Nonaspirin NSAIDs Linked to Kidney Cancer

Long-term use of nonaspirin NSAIDs increases risk of renal cell carcinoma

(RxWiki News) Popular pain relievers have long been thought to be harmless. Such is not the case, it turns out. Care needs to be taken with everything you put in your system.

Using nonaspirin nonsteroidal anti-inflammatory drugs (NSAIDs) is now linked to increased risks of renal cell cancer (RCC), the seventh leading cause of cancer deaths in the United States.

"Don't take over-the-counter pain relievers for long periods of time."

Eunyoung Cho, Sc.D., of Harvard Medical School and Brigham and Women's Hospital in Boston, led a team of researchers who analyzed the relationship between analgesic use and kidney cancer.
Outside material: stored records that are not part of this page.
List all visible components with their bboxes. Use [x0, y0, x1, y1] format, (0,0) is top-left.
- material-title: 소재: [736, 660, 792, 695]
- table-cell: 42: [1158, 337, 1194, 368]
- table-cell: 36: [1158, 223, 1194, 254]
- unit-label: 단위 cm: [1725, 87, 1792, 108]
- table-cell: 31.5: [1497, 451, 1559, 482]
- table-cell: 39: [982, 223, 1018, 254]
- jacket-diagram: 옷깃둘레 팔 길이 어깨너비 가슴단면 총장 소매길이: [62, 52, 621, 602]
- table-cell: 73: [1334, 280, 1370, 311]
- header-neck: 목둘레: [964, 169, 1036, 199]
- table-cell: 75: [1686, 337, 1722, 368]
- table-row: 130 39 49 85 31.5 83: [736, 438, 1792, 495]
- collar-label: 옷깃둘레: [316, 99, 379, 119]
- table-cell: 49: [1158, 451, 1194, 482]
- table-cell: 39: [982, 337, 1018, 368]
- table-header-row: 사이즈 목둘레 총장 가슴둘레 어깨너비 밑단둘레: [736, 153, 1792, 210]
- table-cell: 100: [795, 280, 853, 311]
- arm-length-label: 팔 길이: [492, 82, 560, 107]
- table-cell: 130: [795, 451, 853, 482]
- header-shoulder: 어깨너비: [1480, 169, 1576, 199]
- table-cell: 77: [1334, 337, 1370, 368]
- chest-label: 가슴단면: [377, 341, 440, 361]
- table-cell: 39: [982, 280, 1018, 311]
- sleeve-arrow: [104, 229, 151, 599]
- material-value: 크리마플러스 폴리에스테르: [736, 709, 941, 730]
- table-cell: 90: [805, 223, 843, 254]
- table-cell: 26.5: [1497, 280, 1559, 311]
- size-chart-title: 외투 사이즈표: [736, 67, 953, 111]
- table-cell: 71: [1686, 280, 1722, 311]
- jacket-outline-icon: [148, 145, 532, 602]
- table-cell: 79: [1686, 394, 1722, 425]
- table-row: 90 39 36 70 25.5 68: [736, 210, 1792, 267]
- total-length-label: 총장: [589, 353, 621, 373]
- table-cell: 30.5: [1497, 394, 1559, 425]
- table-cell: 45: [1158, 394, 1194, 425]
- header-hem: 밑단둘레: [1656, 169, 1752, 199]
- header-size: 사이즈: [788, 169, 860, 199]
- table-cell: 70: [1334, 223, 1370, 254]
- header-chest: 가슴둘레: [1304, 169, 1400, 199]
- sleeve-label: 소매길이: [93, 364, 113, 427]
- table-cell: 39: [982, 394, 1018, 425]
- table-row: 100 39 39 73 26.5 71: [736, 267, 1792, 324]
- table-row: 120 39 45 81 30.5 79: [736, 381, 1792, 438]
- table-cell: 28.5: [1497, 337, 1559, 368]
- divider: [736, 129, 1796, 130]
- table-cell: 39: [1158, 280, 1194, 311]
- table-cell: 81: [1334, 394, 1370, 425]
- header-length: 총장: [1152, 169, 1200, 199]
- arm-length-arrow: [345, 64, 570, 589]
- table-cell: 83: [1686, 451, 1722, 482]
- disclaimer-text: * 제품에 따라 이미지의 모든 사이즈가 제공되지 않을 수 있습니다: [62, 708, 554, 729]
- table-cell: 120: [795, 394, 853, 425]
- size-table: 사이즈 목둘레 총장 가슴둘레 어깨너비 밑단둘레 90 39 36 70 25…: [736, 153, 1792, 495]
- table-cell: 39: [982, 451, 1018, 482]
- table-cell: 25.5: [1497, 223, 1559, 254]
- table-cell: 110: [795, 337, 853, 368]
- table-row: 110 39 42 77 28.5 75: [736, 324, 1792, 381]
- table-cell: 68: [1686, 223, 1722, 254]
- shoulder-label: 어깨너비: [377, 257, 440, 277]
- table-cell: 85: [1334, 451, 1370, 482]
Data from the Nurses' Health Study and the Health Professionals Follow-up Study was used. Researchers followed participants for 16 years in the nurses' study and 20 years for the health professionals' follow-up.

Relative risk is defined as the risk of developing kidney cancer for someone who used NSAIDS versus the risk of someone developing kidney cancer who didn't use NSAIDs. They examined analgesic usage patterns among the nearly 127,000 men and women and here's what they found:

  • An association between nonaspirin NSAIDs (Advil, Aleve, Motrin) use and increased risk of RCC
  • Relative risk of 51 percent 
  • 19 percent decrease in relative risk among those who used the medicines for less than four years
  • 36 percent increase in relative risk for use between 4 years and 10 years
  • 3X relative risk for use of 10 years or more
  • Aspirin and acetaminophen were not linked to this elevated risk.

Findings from this study are published in the September, 2011 issue of Archives of Internal Medicine, one of the JAMA/Archives journals.